Последняя тайна Распутина - стр. 22
Охранное отделение подчинялось непосредственно Департаменту полиции, который давал общее направление розыскной деятельности и распоряжался личным составом. Повышение по службе офицеров охранки проходило через Штаб корпуса жандармов, но всегда по инициативе Департамента полиции.
Охранное отделение осуществляло надзор за деятельностью подрывных террористических организаций: боевиков социалистов-революционеров, большевистских экспроприаторов, анархистов-бомбистов и националистических групп. Для получения информации об этих организациях охранка использовала как наружное наблюдение – филеров, отслеживавших контакты подрывных элементов, так и агентов, внедрявшихся непосредственно в среду революционеров. Одним из таких успехов полиции по праву считался агент «Портной» – большевик Роман Малиновский. Он был членом ЦК, одним из лидеров партии, ближайшим соратником Ленина, депутатом думы. Слежка за личностью Распутина стала для ведомства новым направлением в работе.
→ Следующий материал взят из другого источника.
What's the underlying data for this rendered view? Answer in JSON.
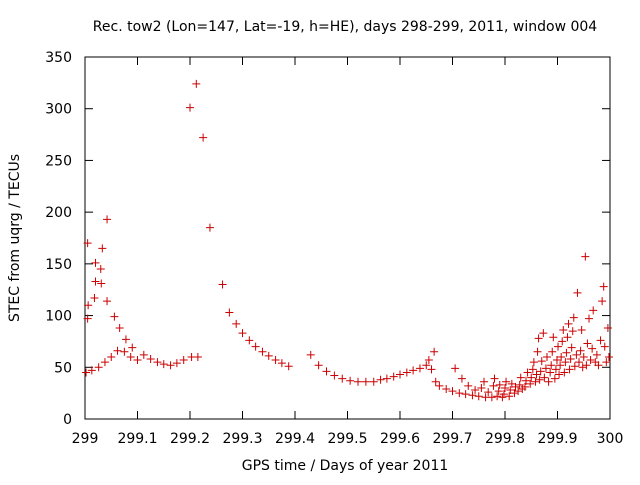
{
  "chart_data": {
    "type": "scatter",
    "title": "Rec. tow2 (Lon=147, Lat=-19, h=HE), days 298-299, 2011, window 004",
    "xlabel": "GPS time / Days of year 2011",
    "ylabel": "STEC from uqrg / TECUs",
    "xlim": [
      299,
      300
    ],
    "ylim": [
      0,
      350
    ],
    "xticks": [
      {
        "value": 299,
        "label": "299"
      },
      {
        "value": 299.1,
        "label": "299.1"
      },
      {
        "value": 299.2,
        "label": "299.2"
      },
      {
        "value": 299.3,
        "label": "299.3"
      },
      {
        "value": 299.4,
        "label": "299.4"
      },
      {
        "value": 299.5,
        "label": "299.5"
      },
      {
        "value": 299.6,
        "label": "299.6"
      },
      {
        "value": 299.7,
        "label": "299.7"
      },
      {
        "value": 299.8,
        "label": "299.8"
      },
      {
        "value": 299.9,
        "label": "299.9"
      },
      {
        "value": 300,
        "label": "300"
      }
    ],
    "yticks": [
      {
        "value": 0,
        "label": "0"
      },
      {
        "value": 50,
        "label": "50"
      },
      {
        "value": 100,
        "label": "100"
      },
      {
        "value": 150,
        "label": "150"
      },
      {
        "value": 200,
        "label": "200"
      },
      {
        "value": 250,
        "label": "250"
      },
      {
        "value": 300,
        "label": "300"
      },
      {
        "value": 350,
        "label": "350"
      }
    ],
    "grid": false,
    "marker": "+",
    "color": "#cc0000",
    "points": [
      [
        299.002,
        45
      ],
      [
        299.005,
        97
      ],
      [
        299.006,
        110
      ],
      [
        299.005,
        170
      ],
      [
        299.013,
        47
      ],
      [
        299.018,
        117
      ],
      [
        299.02,
        133
      ],
      [
        299.02,
        151
      ],
      [
        299.026,
        50
      ],
      [
        299.03,
        145
      ],
      [
        299.031,
        131
      ],
      [
        299.033,
        165
      ],
      [
        299.038,
        55
      ],
      [
        299.042,
        114
      ],
      [
        299.042,
        193
      ],
      [
        299.05,
        60
      ],
      [
        299.056,
        99
      ],
      [
        299.062,
        66
      ],
      [
        299.066,
        88
      ],
      [
        299.075,
        65
      ],
      [
        299.078,
        77
      ],
      [
        299.087,
        60
      ],
      [
        299.09,
        69
      ],
      [
        299.1,
        57
      ],
      [
        299.112,
        62
      ],
      [
        299.125,
        58
      ],
      [
        299.138,
        55
      ],
      [
        299.15,
        53
      ],
      [
        299.163,
        52
      ],
      [
        299.175,
        54
      ],
      [
        299.188,
        57
      ],
      [
        299.2,
        301
      ],
      [
        299.203,
        60
      ],
      [
        299.212,
        324
      ],
      [
        299.215,
        60
      ],
      [
        299.225,
        272
      ],
      [
        299.238,
        185
      ],
      [
        299.262,
        130
      ],
      [
        299.275,
        103
      ],
      [
        299.288,
        92
      ],
      [
        299.3,
        83
      ],
      [
        299.313,
        76
      ],
      [
        299.325,
        70
      ],
      [
        299.338,
        65
      ],
      [
        299.35,
        61
      ],
      [
        299.363,
        57
      ],
      [
        299.375,
        54
      ],
      [
        299.388,
        51
      ],
      [
        299.43,
        62
      ],
      [
        299.445,
        52
      ],
      [
        299.46,
        46
      ],
      [
        299.475,
        42
      ],
      [
        299.49,
        39
      ],
      [
        299.505,
        37
      ],
      [
        299.52,
        36
      ],
      [
        299.535,
        36
      ],
      [
        299.55,
        36
      ],
      [
        299.563,
        38
      ],
      [
        299.575,
        39
      ],
      [
        299.588,
        41
      ],
      [
        299.6,
        43
      ],
      [
        299.613,
        45
      ],
      [
        299.625,
        47
      ],
      [
        299.638,
        49
      ],
      [
        299.65,
        52
      ],
      [
        299.655,
        57
      ],
      [
        299.66,
        48
      ],
      [
        299.665,
        65
      ],
      [
        299.668,
        36
      ],
      [
        299.675,
        32
      ],
      [
        299.688,
        29
      ],
      [
        299.7,
        27
      ],
      [
        299.705,
        49
      ],
      [
        299.713,
        25
      ],
      [
        299.718,
        39
      ],
      [
        299.725,
        24
      ],
      [
        299.73,
        32
      ],
      [
        299.738,
        23
      ],
      [
        299.743,
        28
      ],
      [
        299.75,
        22
      ],
      [
        299.755,
        30
      ],
      [
        299.76,
        36
      ],
      [
        299.763,
        21
      ],
      [
        299.768,
        26
      ],
      [
        299.775,
        21
      ],
      [
        299.778,
        32
      ],
      [
        299.78,
        39
      ],
      [
        299.785,
        22
      ],
      [
        299.788,
        27
      ],
      [
        299.79,
        33
      ],
      [
        299.795,
        21
      ],
      [
        299.798,
        24
      ],
      [
        299.8,
        30
      ],
      [
        299.802,
        36
      ],
      [
        299.808,
        22
      ],
      [
        299.81,
        28
      ],
      [
        299.813,
        34
      ],
      [
        299.818,
        25
      ],
      [
        299.82,
        31
      ],
      [
        299.825,
        27
      ],
      [
        299.828,
        33
      ],
      [
        299.83,
        40
      ],
      [
        299.833,
        29
      ],
      [
        299.838,
        31
      ],
      [
        299.84,
        37
      ],
      [
        299.843,
        45
      ],
      [
        299.848,
        34
      ],
      [
        299.85,
        40
      ],
      [
        299.853,
        48
      ],
      [
        299.855,
        55
      ],
      [
        299.858,
        36
      ],
      [
        299.86,
        43
      ],
      [
        299.862,
        65
      ],
      [
        299.864,
        78
      ],
      [
        299.866,
        38
      ],
      [
        299.868,
        46
      ],
      [
        299.87,
        56
      ],
      [
        299.873,
        83
      ],
      [
        299.875,
        40
      ],
      [
        299.878,
        49
      ],
      [
        299.88,
        60
      ],
      [
        299.883,
        36
      ],
      [
        299.886,
        45
      ],
      [
        299.888,
        52
      ],
      [
        299.89,
        65
      ],
      [
        299.892,
        79
      ],
      [
        299.895,
        39
      ],
      [
        299.897,
        48
      ],
      [
        299.899,
        57
      ],
      [
        299.901,
        70
      ],
      [
        299.903,
        43
      ],
      [
        299.905,
        52
      ],
      [
        299.907,
        60
      ],
      [
        299.909,
        75
      ],
      [
        299.911,
        86
      ],
      [
        299.913,
        45
      ],
      [
        299.915,
        55
      ],
      [
        299.917,
        64
      ],
      [
        299.919,
        79
      ],
      [
        299.921,
        92
      ],
      [
        299.923,
        48
      ],
      [
        299.925,
        58
      ],
      [
        299.927,
        69
      ],
      [
        299.929,
        85
      ],
      [
        299.931,
        98
      ],
      [
        299.933,
        51
      ],
      [
        299.936,
        62
      ],
      [
        299.938,
        122
      ],
      [
        299.941,
        55
      ],
      [
        299.944,
        66
      ],
      [
        299.946,
        86
      ],
      [
        299.948,
        50
      ],
      [
        299.95,
        60
      ],
      [
        299.953,
        157
      ],
      [
        299.955,
        52
      ],
      [
        299.957,
        73
      ],
      [
        299.96,
        97
      ],
      [
        299.963,
        57
      ],
      [
        299.966,
        68
      ],
      [
        299.968,
        105
      ],
      [
        299.972,
        55
      ],
      [
        299.975,
        62
      ],
      [
        299.978,
        52
      ],
      [
        299.982,
        76
      ],
      [
        299.985,
        114
      ],
      [
        299.988,
        128
      ],
      [
        299.99,
        70
      ],
      [
        299.993,
        55
      ],
      [
        299.996,
        88
      ],
      [
        299.998,
        60
      ]
    ]
  }
}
Первая встреча Григория с императорской семьей состоялась 1 ноября 1905 года. Однако он сам долгое время оставался тайной даже для охранных органов. Для этого императрица прибегала к различным ухищрениям.
Специфичность фигуры Распутина и его появление во дворце привели к тому, что в дружеские отношения с ним вошли главы охранных структур империи. Последний начальник дворцовой охраны Василий Невдахов сумел наладить личные отношения с фаворитом. Дочь полковника вспоминала: «Папа к Распутину относился по-дружески, так же и Распутин относился к отцу, но его визит в наш дом для окружения в Царском Селе не остался незамеченным»[58].
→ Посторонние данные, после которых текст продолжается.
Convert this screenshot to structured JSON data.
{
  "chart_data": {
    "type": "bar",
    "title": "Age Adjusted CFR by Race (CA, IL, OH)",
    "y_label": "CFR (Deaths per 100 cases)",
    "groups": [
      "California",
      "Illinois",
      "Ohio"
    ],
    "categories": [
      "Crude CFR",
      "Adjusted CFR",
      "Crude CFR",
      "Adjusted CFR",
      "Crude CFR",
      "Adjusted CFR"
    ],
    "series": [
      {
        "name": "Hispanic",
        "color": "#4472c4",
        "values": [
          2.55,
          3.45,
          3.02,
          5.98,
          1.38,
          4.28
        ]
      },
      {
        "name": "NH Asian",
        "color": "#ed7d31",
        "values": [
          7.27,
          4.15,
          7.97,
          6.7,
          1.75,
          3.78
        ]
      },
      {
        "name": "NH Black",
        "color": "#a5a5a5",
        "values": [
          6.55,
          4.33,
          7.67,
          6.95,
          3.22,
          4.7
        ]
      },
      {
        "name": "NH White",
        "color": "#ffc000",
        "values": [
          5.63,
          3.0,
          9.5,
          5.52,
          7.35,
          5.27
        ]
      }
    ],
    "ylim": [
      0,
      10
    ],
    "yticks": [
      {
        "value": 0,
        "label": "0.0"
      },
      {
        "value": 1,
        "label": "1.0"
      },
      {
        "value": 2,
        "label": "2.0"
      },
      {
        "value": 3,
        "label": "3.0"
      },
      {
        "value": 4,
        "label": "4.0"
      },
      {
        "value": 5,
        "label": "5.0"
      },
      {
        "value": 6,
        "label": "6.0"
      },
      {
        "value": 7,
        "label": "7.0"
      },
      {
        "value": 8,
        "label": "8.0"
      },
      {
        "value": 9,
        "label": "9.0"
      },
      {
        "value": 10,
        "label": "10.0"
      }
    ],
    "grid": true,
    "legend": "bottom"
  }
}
Впервые постоянное наблюдение за Распутиным пробует установить в октябре 1910 года премьер Столыпин, но оно длилось всего несколько дней.
Один из директоров департамента полиции, Степан Белецкий, писал: «Наблюдение за Распутиным в то время, то есть при П. А. Столыпине, вел П. Г. Курлов, товарищ министра внутренних дел. В чем оно выразилось, следов в департаменте не осталось, но, со слов Распутина, я знаю, что последний с того времени знаком с П. Г. Курловым»[59].
«Однажды вечером, зимой 1909–1910 годов, – вспоминал Курлов, – П. А. Столыпин передал мне по телефону о полученном им распоряжении прекратить учрежденное за Распутиным наблюдение и приказал это исполнить. Я дал соответствующее указание охранному отделению и, признаться, занятый другой, более важной работой, в дальнейшем об этом забыл. Через несколько дней, после очередного доклада П. А. Столыпин задержал меня и сказал, что он должен сегодня в три часа дня принять Распутина, а потому просил меня быть к этому времени в его кабинете, сесть за одним из боковых столов, не вмешиваться, под видом рассмотрения бумаг, в разговор и, по уходе Распутина, высказать ему свое мнение. К назначенному времени я находился в министерском кабинете, куда дежурный курьер Оноприенко вскоре ввел Распутина. К министру подошел худощавый мужик с клинообразной темно-русой бородкой, с проницательными умными глазами. Он сел с П. А. Столыпиным около большого стола и начал доказывать, что напрасно его в чем-то подозревают, так как он самый смирный и безобидный человек. Министр молчал и только перед уходом Распутина сказал ему, что если его поведение не даст повода к иному к нему отношению, то он может быть спокоен, что полиция его не тронет. Вслед за тем я высказал министру вынесенное мной впечатление: по моему мнению, Распутин представлял из себя тип русского хитрого мужика, что называется – себе на уме – и не показался мне шарлатаном.